This Is Not an Atlas. A Global Collection of Counter-Cartographies, edited by kollektiv orangotango+. Published by transcript Verlag.
“More indigenous territory has been claimed by maps than by guns. This assertion has its corollary: more indigenous territory can be defended and reclaimed by maps than by guns.”
— Bernard Nietschmann, geographer
In 2015, the group of critical geographers kollektiv orangotango launched a call for critical maps in English, German and Spanish. They received nearly 150 submissions from all over the world and selected about a third of them for This Is Not an Atlas.
The book is a collection of maps but it is not an atlas. Unlike traditional cartography, it doesn’t pretend to be a paragon of objectivity. It recognizes, right from the start, that maps are always political.

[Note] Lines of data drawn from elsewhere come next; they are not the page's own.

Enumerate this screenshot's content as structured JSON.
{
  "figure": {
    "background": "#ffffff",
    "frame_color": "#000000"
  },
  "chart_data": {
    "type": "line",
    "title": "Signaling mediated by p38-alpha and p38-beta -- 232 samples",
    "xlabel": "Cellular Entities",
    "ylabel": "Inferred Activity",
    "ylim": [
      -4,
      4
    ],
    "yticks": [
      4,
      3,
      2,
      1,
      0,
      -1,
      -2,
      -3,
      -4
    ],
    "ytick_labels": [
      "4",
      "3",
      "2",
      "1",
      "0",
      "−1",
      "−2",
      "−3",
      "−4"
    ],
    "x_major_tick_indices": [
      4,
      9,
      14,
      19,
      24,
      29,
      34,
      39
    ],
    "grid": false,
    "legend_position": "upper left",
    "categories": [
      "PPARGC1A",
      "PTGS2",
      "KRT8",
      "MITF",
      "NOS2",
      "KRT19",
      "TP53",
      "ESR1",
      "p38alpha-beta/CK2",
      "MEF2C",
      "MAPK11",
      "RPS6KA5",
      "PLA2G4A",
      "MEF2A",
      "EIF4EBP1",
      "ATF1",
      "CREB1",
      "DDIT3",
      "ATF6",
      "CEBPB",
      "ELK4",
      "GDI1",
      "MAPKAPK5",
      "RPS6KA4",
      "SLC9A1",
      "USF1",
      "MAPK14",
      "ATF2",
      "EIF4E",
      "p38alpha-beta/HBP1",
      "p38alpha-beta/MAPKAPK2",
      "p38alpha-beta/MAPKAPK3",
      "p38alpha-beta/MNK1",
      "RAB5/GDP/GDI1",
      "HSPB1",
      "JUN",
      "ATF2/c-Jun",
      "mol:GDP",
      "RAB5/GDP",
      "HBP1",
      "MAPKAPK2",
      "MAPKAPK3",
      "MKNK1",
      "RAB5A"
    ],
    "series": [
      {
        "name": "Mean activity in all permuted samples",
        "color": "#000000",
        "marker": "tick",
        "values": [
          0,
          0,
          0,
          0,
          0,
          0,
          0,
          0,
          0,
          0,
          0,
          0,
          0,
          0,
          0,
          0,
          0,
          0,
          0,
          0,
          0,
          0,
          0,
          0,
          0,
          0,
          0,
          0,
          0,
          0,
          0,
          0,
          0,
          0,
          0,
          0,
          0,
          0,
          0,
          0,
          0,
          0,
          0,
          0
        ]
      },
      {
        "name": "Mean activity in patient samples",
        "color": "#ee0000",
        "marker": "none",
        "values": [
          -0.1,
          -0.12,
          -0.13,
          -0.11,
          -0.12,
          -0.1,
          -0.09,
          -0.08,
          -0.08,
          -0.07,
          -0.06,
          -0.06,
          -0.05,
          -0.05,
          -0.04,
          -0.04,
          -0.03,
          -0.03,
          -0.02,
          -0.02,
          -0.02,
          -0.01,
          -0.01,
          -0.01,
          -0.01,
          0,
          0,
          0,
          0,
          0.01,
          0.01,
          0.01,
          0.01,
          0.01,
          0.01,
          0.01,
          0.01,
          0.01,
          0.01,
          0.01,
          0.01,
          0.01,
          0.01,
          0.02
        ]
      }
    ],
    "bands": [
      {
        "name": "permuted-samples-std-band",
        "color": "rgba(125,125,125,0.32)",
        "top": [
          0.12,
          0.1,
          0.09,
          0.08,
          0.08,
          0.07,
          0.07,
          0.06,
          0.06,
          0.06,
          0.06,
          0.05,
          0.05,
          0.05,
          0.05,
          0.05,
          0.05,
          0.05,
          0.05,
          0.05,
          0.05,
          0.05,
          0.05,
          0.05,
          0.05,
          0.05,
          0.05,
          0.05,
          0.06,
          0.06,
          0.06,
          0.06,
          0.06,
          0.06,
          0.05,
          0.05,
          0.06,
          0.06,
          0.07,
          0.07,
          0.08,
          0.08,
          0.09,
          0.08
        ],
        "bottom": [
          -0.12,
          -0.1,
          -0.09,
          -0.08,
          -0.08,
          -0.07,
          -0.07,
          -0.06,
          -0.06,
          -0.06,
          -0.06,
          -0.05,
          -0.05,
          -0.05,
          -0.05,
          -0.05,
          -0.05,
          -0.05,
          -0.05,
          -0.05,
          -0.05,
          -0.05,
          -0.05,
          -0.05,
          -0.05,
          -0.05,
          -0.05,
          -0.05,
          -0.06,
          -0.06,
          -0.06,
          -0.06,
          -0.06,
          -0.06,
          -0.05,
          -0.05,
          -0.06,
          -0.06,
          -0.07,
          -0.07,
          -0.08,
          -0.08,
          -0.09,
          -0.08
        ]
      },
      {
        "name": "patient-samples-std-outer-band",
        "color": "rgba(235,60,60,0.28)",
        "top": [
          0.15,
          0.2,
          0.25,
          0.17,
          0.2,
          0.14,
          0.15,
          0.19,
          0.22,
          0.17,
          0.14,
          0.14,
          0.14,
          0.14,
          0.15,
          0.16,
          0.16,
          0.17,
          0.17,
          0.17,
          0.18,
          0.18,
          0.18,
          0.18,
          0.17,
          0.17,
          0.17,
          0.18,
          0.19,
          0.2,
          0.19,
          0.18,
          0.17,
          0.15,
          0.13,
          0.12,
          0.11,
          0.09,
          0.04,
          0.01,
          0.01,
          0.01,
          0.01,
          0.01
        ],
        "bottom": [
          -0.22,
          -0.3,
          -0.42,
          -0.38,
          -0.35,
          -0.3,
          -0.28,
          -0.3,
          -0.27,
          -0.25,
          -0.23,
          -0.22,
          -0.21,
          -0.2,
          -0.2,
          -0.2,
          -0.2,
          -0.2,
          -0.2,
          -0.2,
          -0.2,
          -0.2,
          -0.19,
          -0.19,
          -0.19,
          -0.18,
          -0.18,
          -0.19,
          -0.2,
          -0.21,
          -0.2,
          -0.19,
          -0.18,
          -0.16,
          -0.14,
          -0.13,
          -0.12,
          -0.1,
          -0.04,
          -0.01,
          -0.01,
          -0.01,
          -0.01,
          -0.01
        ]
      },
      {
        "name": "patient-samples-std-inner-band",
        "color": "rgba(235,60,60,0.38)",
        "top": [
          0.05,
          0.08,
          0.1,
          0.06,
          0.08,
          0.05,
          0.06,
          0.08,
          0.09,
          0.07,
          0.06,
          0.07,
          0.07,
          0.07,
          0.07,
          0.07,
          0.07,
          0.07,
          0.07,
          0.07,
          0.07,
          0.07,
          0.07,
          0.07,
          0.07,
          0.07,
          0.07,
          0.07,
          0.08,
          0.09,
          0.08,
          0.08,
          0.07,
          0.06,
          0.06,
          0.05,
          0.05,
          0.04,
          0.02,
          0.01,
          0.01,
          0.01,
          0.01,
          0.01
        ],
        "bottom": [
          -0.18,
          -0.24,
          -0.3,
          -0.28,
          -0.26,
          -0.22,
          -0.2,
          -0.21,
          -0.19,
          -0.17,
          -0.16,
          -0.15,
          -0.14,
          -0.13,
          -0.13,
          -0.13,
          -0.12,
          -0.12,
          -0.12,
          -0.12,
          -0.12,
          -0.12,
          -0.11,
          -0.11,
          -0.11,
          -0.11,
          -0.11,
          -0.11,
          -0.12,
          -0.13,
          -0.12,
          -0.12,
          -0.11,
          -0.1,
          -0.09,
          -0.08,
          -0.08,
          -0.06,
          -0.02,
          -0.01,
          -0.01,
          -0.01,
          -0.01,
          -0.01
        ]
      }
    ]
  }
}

The contributions are counter-cartographies. They visualize social injustices, environmental destruction and territorial struggles. However, because counter-cartographies are anchored in a tradition of post-colonial practices of mapping back, they don’t stop at making unbalances of power visible, they go further: they act as springboards for critical thinking, emancipation, coordination and resistance.
Inside This Is Not An Atlas, you’ll discover an online mapping platform that helps migrants organise their journey across the Mediterranean sea and communicate any violations of their rights; a documentation of the rampant human rights violations by the State police in Rio de Janeiro’s Favelas; maps that help participants of protests find their way in unfamiliar cities; an anti-eviction project that documents real estate speculation in and beyond the San Francisco Bay Area; a series of maps that help strengthen social movements of traditional peoples and communities living in the Amazon; a crowdsourcing project that provide citizens in an Indian megacity with a much-needed map of public toilets; an HarassMap that anonymously crowdsource incidents of sexual harassment all over Egypt; an interactive street map of the squatting movement in Berlin; a free community-based project that does justice to the vibrant neighbourhood of Kibera in Nairobi, etc. And of course many cases of ecological conflicts across the world documented on the Environmental Justice Atlas platform.
The works selected demonstrate that counter-cartography has a role to play locally and internationally. In the Global South and in the Global North.
The two projects i found most compelling illustrate that you don’t need sophisticated technologies to visualize a territory:
The Bourj Al Shamali camp In Lebanon houses some 22,000 Palestinian refugees. An urban agriculture pilot project revealed that no map of the camp was available to its inhabitants. The only maps that exist are kept secret by international organisations for security reason.
The solution was self-mapping using a digital camera and a helium-filled balloon to make aerial photography of the settlement. The approach was very low tech but it had the advantage of being less threatening than using drones
From Afghanistan to France sketches a trail of exile of a refugee leaving his country to reach France. It was created by an asylum seeker who drew the map from “below”, from a walking point of view that subverts the conventional maps of migrations and nation states.
All these maps are not only informative, they are also meant to be sources of inspiration. That’s why the second part of the publication provides insights, methodologies and resources to help individuals and communities organise sessions of collective mapping and to engage into territorial creative activism. If that were not generous enough, the website of This Is Not an Atlas also provides readers with all the maps and even the ebook for you to download and share for free. It is published under the Creative Commons license.